Editor’s  note: This posting was authored by Pat Ford. Many years  ago, Pat served as the executive director of ICL. Most recently, he was  the executive director for Save Our Wild Salmon Coalition. Pat lives in  Boise, Idaho, and periodically contributes to the ICL blog.

I go to Bear Valley, in the Salmon River headwaters, because it feels like home in a way that Idaho Falls, New York City, Boise, and my houses in all of them never have.

I try to spend a few days each spring-coming down into meadows, s-curving with Bear Valley Creek, walking up Elk Creek into its meadows. Each spring I take off my shoes and walk wet meadows. It’s fun, a direct way to cross them, and after 27 years a ritual. Nettles are only occasional. Grasses and flowers never still, fire-checkered forests that lift to the ridges, daylight’s rise and long recline. Cranes, hawks, jays and sparrows, elk morning and evening, butterflies, dragonflies, sometimes a wolf heard but not seen.

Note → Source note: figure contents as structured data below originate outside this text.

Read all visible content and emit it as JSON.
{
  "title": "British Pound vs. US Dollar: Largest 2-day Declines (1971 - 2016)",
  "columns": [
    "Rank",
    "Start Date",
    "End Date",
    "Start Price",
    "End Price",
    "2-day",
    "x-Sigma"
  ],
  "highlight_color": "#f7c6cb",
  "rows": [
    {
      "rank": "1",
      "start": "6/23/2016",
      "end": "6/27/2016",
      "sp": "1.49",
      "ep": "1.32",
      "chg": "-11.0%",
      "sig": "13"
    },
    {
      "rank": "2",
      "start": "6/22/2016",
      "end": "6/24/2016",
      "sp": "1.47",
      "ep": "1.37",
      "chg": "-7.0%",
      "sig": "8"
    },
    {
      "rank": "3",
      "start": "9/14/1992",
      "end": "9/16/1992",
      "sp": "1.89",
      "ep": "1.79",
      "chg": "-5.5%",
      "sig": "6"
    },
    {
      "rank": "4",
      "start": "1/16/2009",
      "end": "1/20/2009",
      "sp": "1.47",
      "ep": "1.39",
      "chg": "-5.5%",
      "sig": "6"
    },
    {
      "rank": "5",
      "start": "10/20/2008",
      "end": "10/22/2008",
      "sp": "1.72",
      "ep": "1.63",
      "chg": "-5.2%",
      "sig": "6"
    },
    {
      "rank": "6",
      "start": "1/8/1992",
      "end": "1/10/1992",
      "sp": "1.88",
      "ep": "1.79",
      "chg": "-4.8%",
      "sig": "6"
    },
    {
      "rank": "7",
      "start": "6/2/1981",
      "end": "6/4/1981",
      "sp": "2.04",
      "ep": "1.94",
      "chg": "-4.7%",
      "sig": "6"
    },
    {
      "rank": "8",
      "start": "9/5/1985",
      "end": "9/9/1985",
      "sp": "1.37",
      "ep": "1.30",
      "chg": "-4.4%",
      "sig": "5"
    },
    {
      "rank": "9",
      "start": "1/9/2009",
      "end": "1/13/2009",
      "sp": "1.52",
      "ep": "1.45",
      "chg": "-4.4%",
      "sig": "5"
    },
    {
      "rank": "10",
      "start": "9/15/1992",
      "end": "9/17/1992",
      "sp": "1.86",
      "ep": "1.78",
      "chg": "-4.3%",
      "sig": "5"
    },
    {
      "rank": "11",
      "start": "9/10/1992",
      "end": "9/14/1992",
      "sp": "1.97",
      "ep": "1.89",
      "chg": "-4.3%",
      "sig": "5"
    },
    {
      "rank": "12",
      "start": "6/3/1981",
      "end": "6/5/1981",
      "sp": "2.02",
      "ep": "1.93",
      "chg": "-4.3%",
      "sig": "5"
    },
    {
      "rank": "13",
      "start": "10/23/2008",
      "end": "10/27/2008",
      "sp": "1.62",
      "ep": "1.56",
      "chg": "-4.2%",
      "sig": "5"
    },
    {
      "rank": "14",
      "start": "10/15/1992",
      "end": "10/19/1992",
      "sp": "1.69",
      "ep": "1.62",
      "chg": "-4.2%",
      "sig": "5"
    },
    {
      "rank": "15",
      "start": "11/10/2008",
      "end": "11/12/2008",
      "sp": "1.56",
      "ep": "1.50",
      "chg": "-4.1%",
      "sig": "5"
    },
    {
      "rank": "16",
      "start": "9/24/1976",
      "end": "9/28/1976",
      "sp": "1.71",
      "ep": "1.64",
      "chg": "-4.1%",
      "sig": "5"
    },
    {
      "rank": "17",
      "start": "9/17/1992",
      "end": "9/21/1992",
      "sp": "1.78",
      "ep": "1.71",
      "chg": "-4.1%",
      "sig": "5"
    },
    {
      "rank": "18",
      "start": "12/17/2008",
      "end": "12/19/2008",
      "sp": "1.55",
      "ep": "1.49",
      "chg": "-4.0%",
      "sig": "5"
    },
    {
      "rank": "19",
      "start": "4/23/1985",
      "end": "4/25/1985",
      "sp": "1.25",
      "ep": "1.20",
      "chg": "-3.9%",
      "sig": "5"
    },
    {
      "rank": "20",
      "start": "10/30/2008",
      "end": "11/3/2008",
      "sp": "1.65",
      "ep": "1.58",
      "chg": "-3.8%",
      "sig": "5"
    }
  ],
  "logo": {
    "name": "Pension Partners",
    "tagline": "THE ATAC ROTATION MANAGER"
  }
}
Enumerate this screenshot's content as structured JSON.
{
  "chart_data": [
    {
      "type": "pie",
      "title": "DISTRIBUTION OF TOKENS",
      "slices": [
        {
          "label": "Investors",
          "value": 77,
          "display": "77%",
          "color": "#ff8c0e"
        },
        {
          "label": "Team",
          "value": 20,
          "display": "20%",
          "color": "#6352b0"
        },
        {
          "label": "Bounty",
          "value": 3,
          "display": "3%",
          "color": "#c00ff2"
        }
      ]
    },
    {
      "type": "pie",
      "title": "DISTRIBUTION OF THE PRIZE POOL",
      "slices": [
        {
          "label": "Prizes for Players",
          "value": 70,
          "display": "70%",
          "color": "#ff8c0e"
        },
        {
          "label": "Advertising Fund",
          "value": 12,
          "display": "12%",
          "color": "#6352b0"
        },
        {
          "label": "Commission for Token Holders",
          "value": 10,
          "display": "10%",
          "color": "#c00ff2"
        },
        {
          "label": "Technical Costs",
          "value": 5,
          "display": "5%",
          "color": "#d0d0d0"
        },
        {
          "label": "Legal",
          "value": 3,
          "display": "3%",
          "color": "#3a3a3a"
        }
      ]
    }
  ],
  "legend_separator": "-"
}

Little quarter-moon pebble-sand beaches on braiding creeks, fed by streamlets deeper than wide that you do not see in the grass ’til you’re on them.

Salmon are there in their incarnations: eggs and fry unseen in the creek beds; fry becoming smolt just away on their rush to the sea; the promise come summer of a few adults back from the sea, as big as the water is deep, their deaths delivering ocean to streams, grasses, animals; and, endangered by extinction as they are, the presence of their absence:

"…. a kind of ghost of what we see  to which we offer up our days"

I recall these words each time, W.S. Merwin evoking salmon, and me, though he does not know it.

And in long meadows, under the skies, expanses that find some like expanse in me.